Applebee’s owner goes back to drawing board for expansion plan
Despite council unanimously rejecting his application to extend his restaurant’s opening hours, the owner of Applebee’s in Tuscany Village understands their decision and appreciates the input they provided him.
“They were sympathetic to my point of view and at the same time, they maintained their concerns for residents,” said Chad Huff.
He wants to amend his restaurant’s food-primary liquor licence to allow him to host social functions and entertainment – which could vary from karaoke to trivia contests.
“We’re going to take their advice, go back to the residents in the Tuscany Village (and) be a little more specific on exactly what we want to do.”
Council’s main worry was that the request was too broad and it concerned a lot of neighbours.
“We’re not trying to attract huge crowds. We’re not going to be hosting loud parties or bands,” Huff said. “We just want to be able to host small cocktail parties and bring in a jazz musician once in a while. And maybe have some games like music trivia.”
Though nobody spoke out against the proposal last Monday night (Feb. 28), council received a package of letters from neighbours outlining their concerns over the potential for increased noise and rowdiness.
Tuscany Village is Saanich’s first attempt at creating a mixed-use residential/commercial property – something they hope will become the standard in Saanich.
“When you have densification of the residential component, we have to make sure we’re not introducing something that will impede the quality of life that’s accomplished in a mixed-use environment,” said Coun. Judy Brownoff.
Councillors supported Huff’s ideas – in principle – but said he needs support from residents and more specific plans detailed in his application before they will approve anything.
“This is a restaurant right in the middle of a mixed-use setting. Let’s see what the immediate neighbours would like to see added to complement what’s already going on,” Brownoff said.
Huff and council agreed there would be no reason to extend opening hours past Applebee’s current midnight closure. He also said he doesn’t want to host loud gatherings or events, but the change in licence is necessary to hold those small events he’d like to bring in.

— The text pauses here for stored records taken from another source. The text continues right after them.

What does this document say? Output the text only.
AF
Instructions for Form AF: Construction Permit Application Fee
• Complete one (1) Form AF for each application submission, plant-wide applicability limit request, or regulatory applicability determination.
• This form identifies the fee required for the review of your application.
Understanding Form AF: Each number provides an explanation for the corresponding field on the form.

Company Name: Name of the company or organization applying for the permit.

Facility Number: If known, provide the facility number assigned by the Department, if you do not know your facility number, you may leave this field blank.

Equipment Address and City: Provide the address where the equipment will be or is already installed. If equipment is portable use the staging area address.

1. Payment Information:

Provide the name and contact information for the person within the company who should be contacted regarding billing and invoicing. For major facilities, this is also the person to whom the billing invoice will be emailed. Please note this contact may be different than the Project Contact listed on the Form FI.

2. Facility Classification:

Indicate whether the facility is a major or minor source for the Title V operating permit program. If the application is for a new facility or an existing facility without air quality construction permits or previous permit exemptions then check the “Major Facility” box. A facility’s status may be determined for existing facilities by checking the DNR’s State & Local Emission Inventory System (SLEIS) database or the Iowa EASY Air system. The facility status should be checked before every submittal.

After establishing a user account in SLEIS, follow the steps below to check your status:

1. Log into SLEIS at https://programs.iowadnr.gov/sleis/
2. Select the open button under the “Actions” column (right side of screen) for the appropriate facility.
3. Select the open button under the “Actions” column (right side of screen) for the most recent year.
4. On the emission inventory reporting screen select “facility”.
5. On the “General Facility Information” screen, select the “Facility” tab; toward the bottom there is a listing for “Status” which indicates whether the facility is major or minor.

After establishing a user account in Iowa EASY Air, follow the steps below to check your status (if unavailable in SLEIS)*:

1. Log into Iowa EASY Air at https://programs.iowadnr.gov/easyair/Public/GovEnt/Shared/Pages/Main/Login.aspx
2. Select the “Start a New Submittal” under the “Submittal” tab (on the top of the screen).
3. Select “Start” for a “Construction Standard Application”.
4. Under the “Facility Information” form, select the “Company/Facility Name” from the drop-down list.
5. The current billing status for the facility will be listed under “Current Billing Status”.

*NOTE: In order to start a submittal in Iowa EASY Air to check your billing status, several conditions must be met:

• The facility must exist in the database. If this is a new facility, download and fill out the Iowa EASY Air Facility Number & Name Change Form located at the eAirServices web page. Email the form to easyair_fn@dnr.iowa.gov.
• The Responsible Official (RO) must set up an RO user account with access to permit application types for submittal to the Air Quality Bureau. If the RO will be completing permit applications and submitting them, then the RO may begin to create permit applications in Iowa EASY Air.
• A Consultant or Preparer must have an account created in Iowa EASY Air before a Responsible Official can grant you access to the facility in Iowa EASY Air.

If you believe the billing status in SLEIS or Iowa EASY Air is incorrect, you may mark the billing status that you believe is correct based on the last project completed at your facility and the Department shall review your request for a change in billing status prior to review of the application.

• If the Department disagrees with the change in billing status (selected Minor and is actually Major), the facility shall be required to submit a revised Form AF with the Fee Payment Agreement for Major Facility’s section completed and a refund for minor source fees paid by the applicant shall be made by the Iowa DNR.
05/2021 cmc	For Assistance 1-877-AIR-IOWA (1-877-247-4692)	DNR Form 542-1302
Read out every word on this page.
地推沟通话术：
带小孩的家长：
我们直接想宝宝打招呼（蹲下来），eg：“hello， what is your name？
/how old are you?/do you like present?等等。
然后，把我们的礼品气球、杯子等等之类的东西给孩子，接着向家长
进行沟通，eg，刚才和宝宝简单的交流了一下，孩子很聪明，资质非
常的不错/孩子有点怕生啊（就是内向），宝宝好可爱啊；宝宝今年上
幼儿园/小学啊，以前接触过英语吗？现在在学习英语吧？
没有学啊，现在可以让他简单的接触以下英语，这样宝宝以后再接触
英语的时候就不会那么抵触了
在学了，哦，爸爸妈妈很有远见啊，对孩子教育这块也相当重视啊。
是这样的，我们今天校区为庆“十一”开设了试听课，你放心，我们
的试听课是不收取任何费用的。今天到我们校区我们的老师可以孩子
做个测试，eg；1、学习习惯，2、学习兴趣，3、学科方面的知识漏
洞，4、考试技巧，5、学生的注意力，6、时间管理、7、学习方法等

“Seventy per cent of our business is families,” he said. “We are a neighbourhood grill and bar. We don’t want any of that to change. We’re not looking to become anything different than we already are. We just want that flexibility to attract some more of the neighbourhood.”
Huff plans to hold an afternoon tea with area residents sometime in the next month to outline his goals and gather feedback from neighbours.